I understand that floating point numbers can often include rounding errors.

When you take the floor or ceiling of a float (or double) in order to convert it to an integer, will the resultant value be exact or can the "floored" value still be an approximation?

Basically, is it possible for something like floor(3.14159265) to return a value which is essentially 2.999999, which would convert to 2 when you try to cast that to an int?

Answer 1

Is it possible for something like floor(3.14159265) to return a value which is essentially 2.999999?

The floor() function returns an floating point value that is an exact integer. So the premise of your question is wrong to begin with.

Now, floor(x) returns the nearest integral value that is not greater than x. It is always true that

floor(x) <= x

and that there exists no integer i, greater than floor(x), such that i <= x.

Looking at floor(3.14159265), this returns 3.0. There's no debate about that. Nothing more to say.

Where it gets interesting is if you write floor(x) where x is the result of an arithmetic expression. Floating point precision and rounding can mean that x falls on the wrong side of an integer.

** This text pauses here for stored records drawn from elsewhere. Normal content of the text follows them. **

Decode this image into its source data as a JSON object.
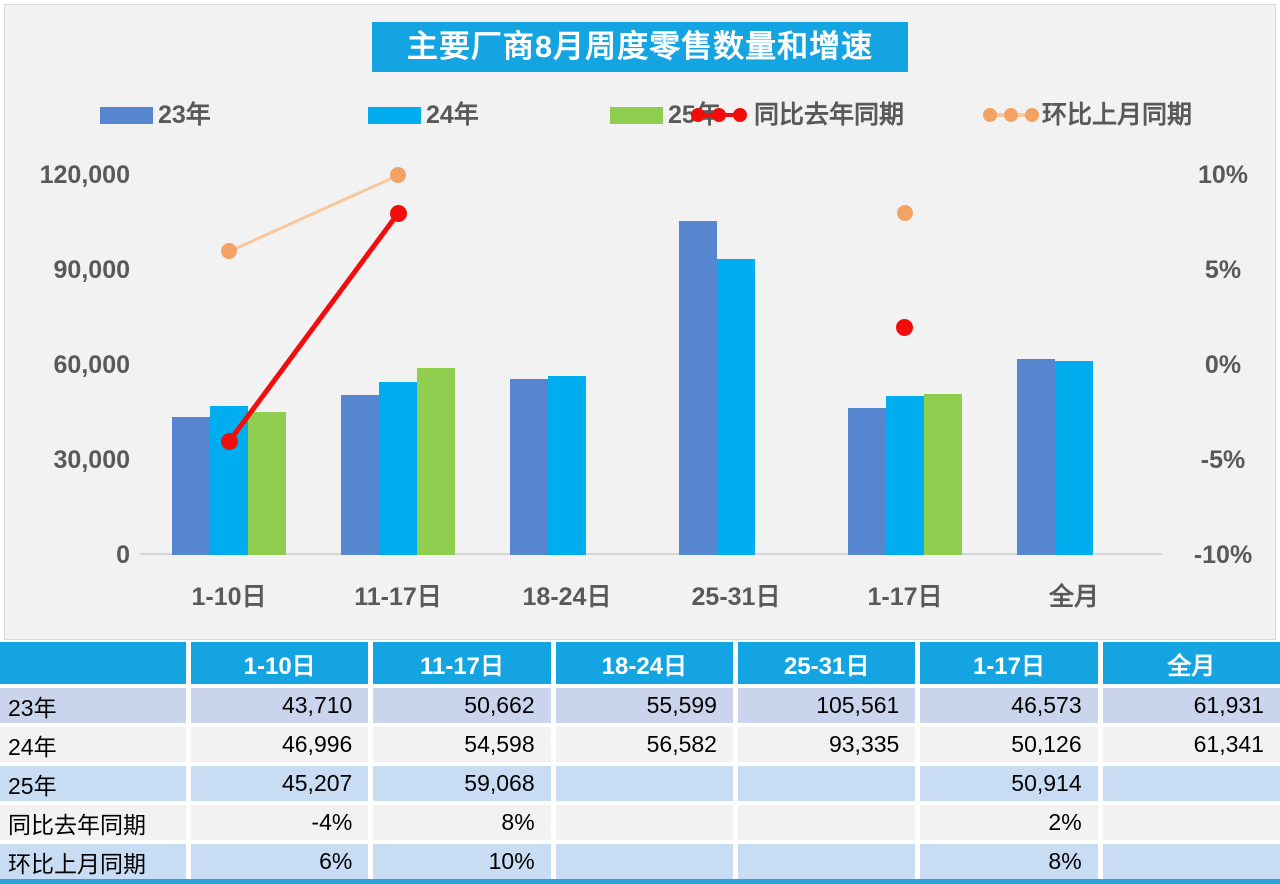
{
  "header": {
    "title": "主要厂商8月周度零售数量和增速"
  },
  "colors": {
    "title_bg": "#14A4E1",
    "page_bg": "#F2F2F2",
    "axis_text": "#595959",
    "table_header_bg": "#14A4E1",
    "row_band_lavender": "#CAD4EC",
    "row_band_gray": "#F2F2F2",
    "row_band_blue": "#C8DCF4",
    "bottom_strip": "#2FA3DC"
  },
  "chart_data": {
    "type": "bar+line",
    "title": "主要厂商8月周度零售数量和增速",
    "categories": [
      "1-10日",
      "11-17日",
      "18-24日",
      "25-31日",
      "1-17日",
      "全月"
    ],
    "bar_series": [
      {
        "name": "23年",
        "color": "#5586CF",
        "values": [
          43710,
          50662,
          55599,
          105561,
          46573,
          61931
        ]
      },
      {
        "name": "24年",
        "color": "#00AEF0",
        "values": [
          46996,
          54598,
          56582,
          93335,
          50126,
          61341
        ]
      },
      {
        "name": "25年",
        "color": "#90CE4F",
        "values": [
          45207,
          59068,
          null,
          null,
          50914,
          null
        ]
      }
    ],
    "line_series": [
      {
        "name": "同比去年同期",
        "color": "#F20D0D",
        "line_color": "#F20D0D",
        "line_width": 4.5,
        "marker_size": 17,
        "values": [
          -4,
          8,
          null,
          null,
          2,
          null
        ]
      },
      {
        "name": "环比上月同期",
        "color": "#F4A263",
        "line_color": "#F8C79E",
        "line_width": 2.5,
        "marker_size": 16,
        "values": [
          6,
          10,
          null,
          null,
          8,
          null
        ]
      }
    ],
    "left_axis": {
      "ticks": [
        "120,000",
        "90,000",
        "60,000",
        "30,000",
        "0"
      ],
      "min": 0,
      "max": 120000
    },
    "right_axis": {
      "ticks": [
        "10%",
        "5%",
        "0%",
        "-5%",
        "-10%"
      ],
      "min": -10,
      "max": 10
    },
    "legend_position": "top",
    "grid": "off"
  },
  "table": {
    "col_headers": [
      "",
      "1-10日",
      "11-17日",
      "18-24日",
      "25-31日",
      "1-17日",
      "全月"
    ],
    "rows": [
      {
        "label": "23年",
        "values": [
          "43,710",
          "50,662",
          "55,599",
          "105,561",
          "46,573",
          "61,931"
        ]
      },
      {
        "label": "24年",
        "values": [
          "46,996",
          "54,598",
          "56,582",
          "93,335",
          "50,126",
          "61,341"
        ]
      },
      {
        "label": "25年",
        "values": [
          "45,207",
          "59,068",
          "",
          "",
          "50,914",
          ""
        ]
      },
      {
        "label": "同比去年同期",
        "values": [
          "-4%",
          "8%",
          "",
          "",
          "2%",
          ""
        ]
      },
      {
        "label": "环比上月同期",
        "values": [
          "6%",
          "10%",
          "",
          "",
          "8%",
          ""
        ]
      }
    ]
  }
}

In other words, the true value of the expression that yields x is greater than some integer, i, but that x when evaluated using floating point arithmetic is less than i.

Answer 2

Interestingly, floats can store a certain range of integers exactly, for example:

• 1 is stored as mantissa 1 (binary 1) * exponent 2^0
• 2 is stored as mantissa 1 (binary 1) * exponent 2^1
• 3 is stored as mantissa 1.5 (binary 1.1) * exponent 2^1
• 4 is stored as mantissa 1 * exponent 2^2
• 5 is stored as mantissa 1.25 (binary 1.01) * exponent 2^2
• 6 is stored as mantissa 1.5 (binary 1.1) * exponent 2^2
• 7 is stored as mantissa 1.75 (binary 1.11) * exponent 2^2
• 8 is stored as mantissa 1 (binary 1) * exponent 2^3
• 9 is stored as mantissa 1.125 (binary 1.001) * exponent 2^3
• 10 is stored as mantissa 1.25 (binary 1.01) * exponent 2^3 ...

As you can see, the way exponents increase works in with the perfectly-stored fractional values the mantissa can represent.

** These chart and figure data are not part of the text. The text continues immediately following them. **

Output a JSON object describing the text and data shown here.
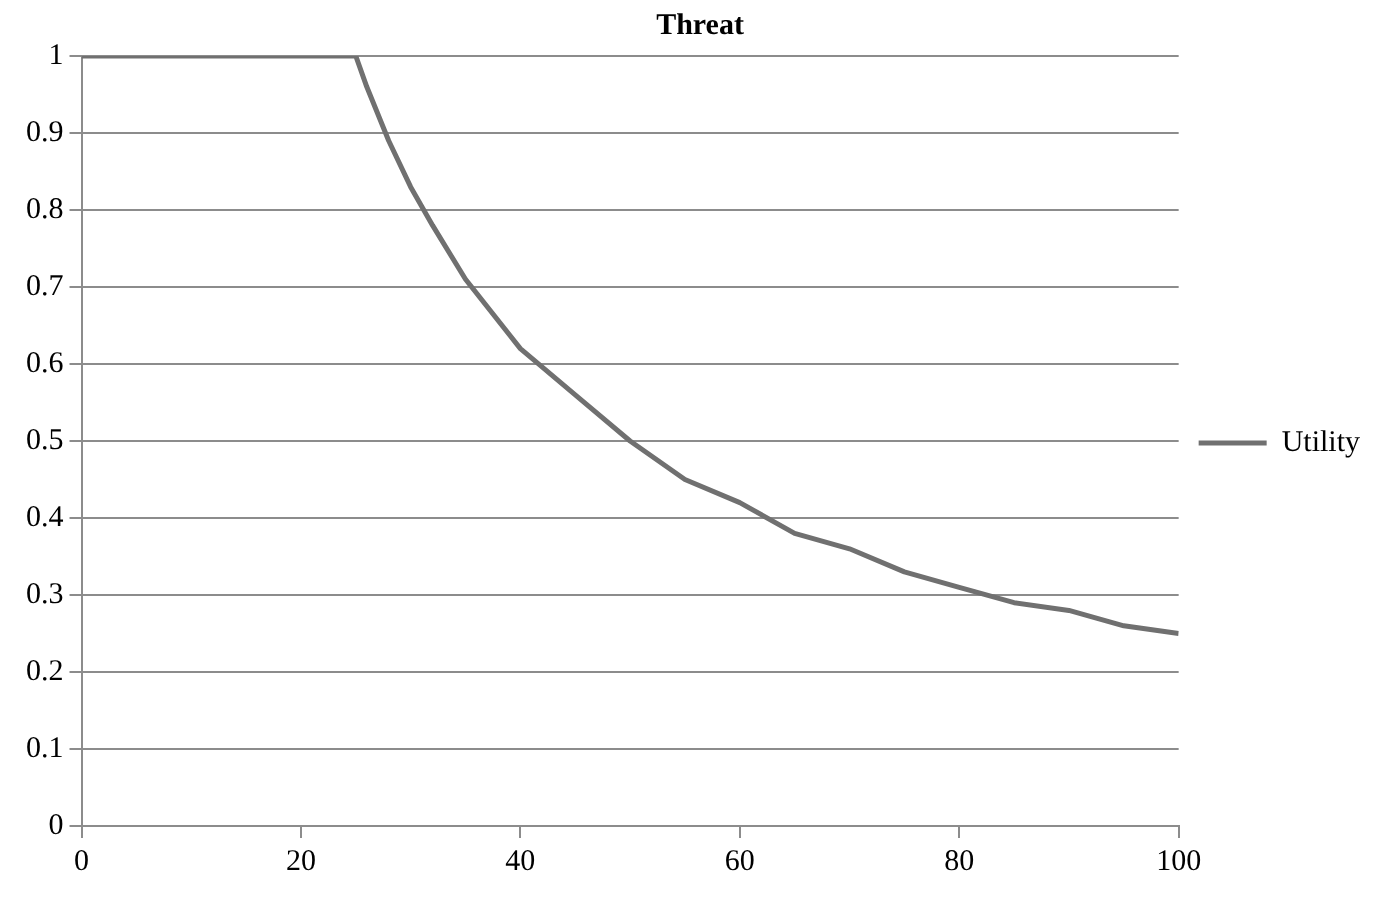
{
  "chart_data": {
    "type": "line",
    "title": "Threat",
    "x": [
      0,
      5,
      10,
      15,
      20,
      24,
      25,
      26,
      28,
      30,
      32,
      35,
      40,
      45,
      50,
      55,
      60,
      65,
      70,
      75,
      80,
      85,
      90,
      95,
      100
    ],
    "series": [
      {
        "name": "Utility",
        "color": "#707070",
        "values": [
          1,
          1,
          1,
          1,
          1,
          1,
          1,
          0.96,
          0.89,
          0.83,
          0.78,
          0.71,
          0.62,
          0.56,
          0.5,
          0.45,
          0.42,
          0.38,
          0.36,
          0.33,
          0.31,
          0.29,
          0.28,
          0.26,
          0.25
        ]
      }
    ],
    "xlim": [
      0,
      100
    ],
    "xticks": [
      0,
      20,
      40,
      60,
      80,
      100
    ],
    "ylim": [
      0,
      1
    ],
    "yticks": [
      0,
      0.1,
      0.2,
      0.3,
      0.4,
      0.5,
      0.6,
      0.7,
      0.8,
      0.9,
      1
    ],
    "grid": "y",
    "legend": "right",
    "marker": "none"
  }
}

You can get a good sense for this by putting number into this great online conversion site.

Once you cross a certain threshold, there's not enough digits in the mantissa to divide the span of the increased exponents without skipping first every odd integer value, then three out of every four, then 7 out of 8 etc.. For numbers over this threshold, the issue is not that they might be different from integer values by some tiny fractional amount, its that all the representable values are integers and not only can no fractional part be represented any more, but as above some of the integers can't be either.

You can observe this in the calculator by considering:

Binary                             Decimal
+-Exponent Mantissa
0 10010110 11111111111111111111111 16777215
0 10010111 00000000000000000000000 16777216
0 10010111 00000000000000000000001 16777218

See how at this stage, the smallest possible increment of the mantissa is actually "worth 2" in terms of the decimal value represented?

When you take the floor or ceiling of a float (or double) in order to convert it to an integer, will the resultant value be exact or can the "floored" value still be an approximation?

It's always exact. What floor is doing is effectively wiping out any '1's in the mantissa whose significance (their contribution to value) is fractional anyway.

Basically, is it possible for something like floor(3.14159265) to return a value which is essentially 2.999999, which would convert to 2 when you try to cast that to an int?

No.

Answer 3

Small integers are representable exactly as floats, but big integers are not.

But, as others pointed out, big integers not representable by float will never be representable by a non-integer, so floor() will never return a non-integer value. Thus, the cast to (int), as long as it does not overflow, will be correct.

But how small is small? Copying shamelessly from this answer:

For float, it is 16,777,217 (2²⁴ + 1).
For double, it is 9,007,199,254,740,993 (2⁵³ + 1).

Note that the usual range of int (32-bits) is 2³¹, so float is unable to represent all of them exactly. Use double if you need that.